A three diode model for industrial solar cells and estimation of solar cell parameters using PSO algorithm

• Published in: Renewable energy Vol. 78; pp. 105 - 113
• Main Authors: Khanna, Vandana, Das, B.K., Bisht, Dinesh, Vandana, Singh, P.K.
• Format: Journal Article
• Language: English
• Published: Elsevier Ltd 01.06.2015
• Subjects: algorithms; diodes; Parameter estimation; PSO algorithm; renewable energy sources; Solar cell; solar cells; Three-diode model; Two-diode model; Solar cell; Parameter estimation; Three-diode model; PSO algorithm; Two-diode model
• ISSN: 0960-1481; 1879-0682
• DOI: 10.1016/j.renene.2014.12.072

A new lumped-parameter equivalent circuit model using three-diodes is presented in this work for large area (∼154.8 cm2) industrial silicon solar cells. The estimation of values of ideality factors n1 (>1) and n2 (>2) using a Particle Swarm Optimization (PSO) algorithm for the two-diode model of the industrial samples has been found not to be in conformity with the theoretical values (n1 = 1 and n2 = 2 in the literature). The two diodes of the two-diode model are not able to define the different current components of the solar cells clearly. A model with three-diodes has been proposed to better explain the experimental data. In the proposed model, we considered the series resistance, Rs, of the solar cell to vary with the current flowing through the solar cell device.

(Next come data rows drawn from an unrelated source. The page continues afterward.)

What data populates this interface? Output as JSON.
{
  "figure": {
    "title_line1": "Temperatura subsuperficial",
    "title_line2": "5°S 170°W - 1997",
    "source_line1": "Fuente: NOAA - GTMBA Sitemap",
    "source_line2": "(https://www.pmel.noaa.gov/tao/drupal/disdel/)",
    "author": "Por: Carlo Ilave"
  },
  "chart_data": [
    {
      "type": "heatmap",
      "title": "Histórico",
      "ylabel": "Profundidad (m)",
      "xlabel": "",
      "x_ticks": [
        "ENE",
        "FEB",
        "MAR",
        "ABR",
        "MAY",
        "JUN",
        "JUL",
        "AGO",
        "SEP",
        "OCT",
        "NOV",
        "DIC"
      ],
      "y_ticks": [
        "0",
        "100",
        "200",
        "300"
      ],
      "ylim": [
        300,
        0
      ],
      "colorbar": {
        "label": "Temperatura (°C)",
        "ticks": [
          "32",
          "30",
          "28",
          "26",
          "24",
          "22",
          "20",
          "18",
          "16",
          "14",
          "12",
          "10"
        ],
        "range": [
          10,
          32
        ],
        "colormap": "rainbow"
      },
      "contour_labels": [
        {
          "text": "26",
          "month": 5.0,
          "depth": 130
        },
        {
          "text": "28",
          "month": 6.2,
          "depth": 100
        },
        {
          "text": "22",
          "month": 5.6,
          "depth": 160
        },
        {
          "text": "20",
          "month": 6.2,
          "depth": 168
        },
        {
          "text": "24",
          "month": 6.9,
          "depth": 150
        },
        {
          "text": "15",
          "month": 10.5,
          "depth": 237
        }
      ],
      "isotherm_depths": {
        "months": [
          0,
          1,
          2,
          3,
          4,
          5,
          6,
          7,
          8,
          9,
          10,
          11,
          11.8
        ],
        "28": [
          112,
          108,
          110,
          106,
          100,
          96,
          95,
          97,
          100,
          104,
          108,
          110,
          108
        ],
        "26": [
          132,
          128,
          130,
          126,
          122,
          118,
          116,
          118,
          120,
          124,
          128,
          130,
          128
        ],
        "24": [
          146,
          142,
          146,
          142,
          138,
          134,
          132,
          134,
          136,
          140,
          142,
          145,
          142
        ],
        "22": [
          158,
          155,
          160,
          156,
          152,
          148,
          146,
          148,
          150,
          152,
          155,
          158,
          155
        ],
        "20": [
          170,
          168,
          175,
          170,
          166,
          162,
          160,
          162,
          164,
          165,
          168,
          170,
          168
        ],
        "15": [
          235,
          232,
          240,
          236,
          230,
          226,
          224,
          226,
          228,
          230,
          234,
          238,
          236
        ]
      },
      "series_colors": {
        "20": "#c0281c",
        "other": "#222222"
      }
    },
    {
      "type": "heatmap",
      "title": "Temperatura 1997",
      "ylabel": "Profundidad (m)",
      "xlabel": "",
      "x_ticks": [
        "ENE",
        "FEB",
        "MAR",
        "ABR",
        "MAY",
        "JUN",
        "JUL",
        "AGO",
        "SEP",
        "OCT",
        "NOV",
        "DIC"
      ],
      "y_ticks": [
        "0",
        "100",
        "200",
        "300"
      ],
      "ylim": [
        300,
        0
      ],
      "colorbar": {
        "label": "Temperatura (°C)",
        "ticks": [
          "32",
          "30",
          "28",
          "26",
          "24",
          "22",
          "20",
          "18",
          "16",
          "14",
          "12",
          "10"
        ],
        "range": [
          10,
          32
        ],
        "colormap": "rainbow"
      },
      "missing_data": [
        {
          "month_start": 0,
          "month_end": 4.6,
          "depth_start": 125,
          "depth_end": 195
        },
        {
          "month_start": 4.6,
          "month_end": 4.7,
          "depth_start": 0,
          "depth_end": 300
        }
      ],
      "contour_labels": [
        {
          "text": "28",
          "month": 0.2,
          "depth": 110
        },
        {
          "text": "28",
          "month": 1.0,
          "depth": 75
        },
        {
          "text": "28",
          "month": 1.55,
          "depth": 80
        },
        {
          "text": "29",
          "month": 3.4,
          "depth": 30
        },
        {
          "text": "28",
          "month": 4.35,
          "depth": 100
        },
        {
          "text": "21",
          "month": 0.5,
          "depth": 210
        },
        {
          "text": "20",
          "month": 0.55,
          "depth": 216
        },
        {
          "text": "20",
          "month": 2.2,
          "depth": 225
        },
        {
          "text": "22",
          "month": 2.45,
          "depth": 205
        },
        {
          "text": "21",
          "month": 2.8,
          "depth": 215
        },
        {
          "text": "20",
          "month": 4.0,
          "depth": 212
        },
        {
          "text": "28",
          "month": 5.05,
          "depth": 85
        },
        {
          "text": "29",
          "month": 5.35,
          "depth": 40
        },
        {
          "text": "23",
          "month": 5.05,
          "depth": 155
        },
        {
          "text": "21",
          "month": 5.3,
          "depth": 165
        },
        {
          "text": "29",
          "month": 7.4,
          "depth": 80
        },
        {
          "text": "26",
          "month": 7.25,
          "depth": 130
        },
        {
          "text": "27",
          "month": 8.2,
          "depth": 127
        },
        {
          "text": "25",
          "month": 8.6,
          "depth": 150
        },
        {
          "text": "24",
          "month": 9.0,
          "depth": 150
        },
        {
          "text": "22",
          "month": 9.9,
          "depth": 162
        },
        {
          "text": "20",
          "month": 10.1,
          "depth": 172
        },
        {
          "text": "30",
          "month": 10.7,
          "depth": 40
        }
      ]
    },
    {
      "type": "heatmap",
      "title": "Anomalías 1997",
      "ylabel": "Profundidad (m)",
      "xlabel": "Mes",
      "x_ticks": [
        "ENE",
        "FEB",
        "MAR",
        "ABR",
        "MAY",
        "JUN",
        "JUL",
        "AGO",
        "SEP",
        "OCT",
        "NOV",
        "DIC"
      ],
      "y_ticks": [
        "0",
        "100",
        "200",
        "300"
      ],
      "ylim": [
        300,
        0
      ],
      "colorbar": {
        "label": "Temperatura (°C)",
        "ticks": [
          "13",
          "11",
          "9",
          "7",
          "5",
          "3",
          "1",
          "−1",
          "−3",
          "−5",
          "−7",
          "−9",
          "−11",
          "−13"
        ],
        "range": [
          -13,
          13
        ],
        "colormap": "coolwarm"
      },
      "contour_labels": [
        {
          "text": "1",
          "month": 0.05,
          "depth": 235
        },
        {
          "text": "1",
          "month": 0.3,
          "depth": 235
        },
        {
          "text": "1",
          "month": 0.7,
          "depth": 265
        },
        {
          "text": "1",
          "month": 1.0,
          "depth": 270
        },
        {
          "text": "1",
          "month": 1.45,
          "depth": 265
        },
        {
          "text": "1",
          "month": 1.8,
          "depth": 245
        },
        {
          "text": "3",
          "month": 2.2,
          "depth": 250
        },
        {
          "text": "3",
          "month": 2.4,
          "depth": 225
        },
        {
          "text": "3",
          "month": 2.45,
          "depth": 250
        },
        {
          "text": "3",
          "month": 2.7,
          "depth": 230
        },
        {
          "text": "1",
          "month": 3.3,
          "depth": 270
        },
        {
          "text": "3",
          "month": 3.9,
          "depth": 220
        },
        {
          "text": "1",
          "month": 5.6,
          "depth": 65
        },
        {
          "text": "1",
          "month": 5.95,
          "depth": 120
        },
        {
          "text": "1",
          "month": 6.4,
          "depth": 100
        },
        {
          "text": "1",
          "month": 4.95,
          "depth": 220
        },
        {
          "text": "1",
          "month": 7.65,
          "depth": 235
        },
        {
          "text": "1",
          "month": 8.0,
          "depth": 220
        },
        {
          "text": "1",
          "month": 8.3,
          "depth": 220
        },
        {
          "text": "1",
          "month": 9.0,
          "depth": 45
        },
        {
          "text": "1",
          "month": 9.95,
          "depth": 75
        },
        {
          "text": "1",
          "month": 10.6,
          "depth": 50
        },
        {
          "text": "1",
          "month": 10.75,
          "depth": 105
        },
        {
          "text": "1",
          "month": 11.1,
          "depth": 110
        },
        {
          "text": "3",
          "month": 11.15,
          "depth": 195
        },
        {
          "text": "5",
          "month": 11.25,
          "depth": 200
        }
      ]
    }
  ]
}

All the parameters of the proposed model have been estimated using a PSO algorithm and they were compared with the parameters of the two-diode model. The new model has been found to be a better model to define clearly the different current components of the large size industrial silicon solar cells. •A three diode model using three diodes better explains the I–V characteristics of large size industrial silicon solar cells.•PSO algorithms can estimate the various parameters of the three diode model of such industrial silicon solar cells.•Increase of series resistance with current through such industrial silicon solar cells is within 10%.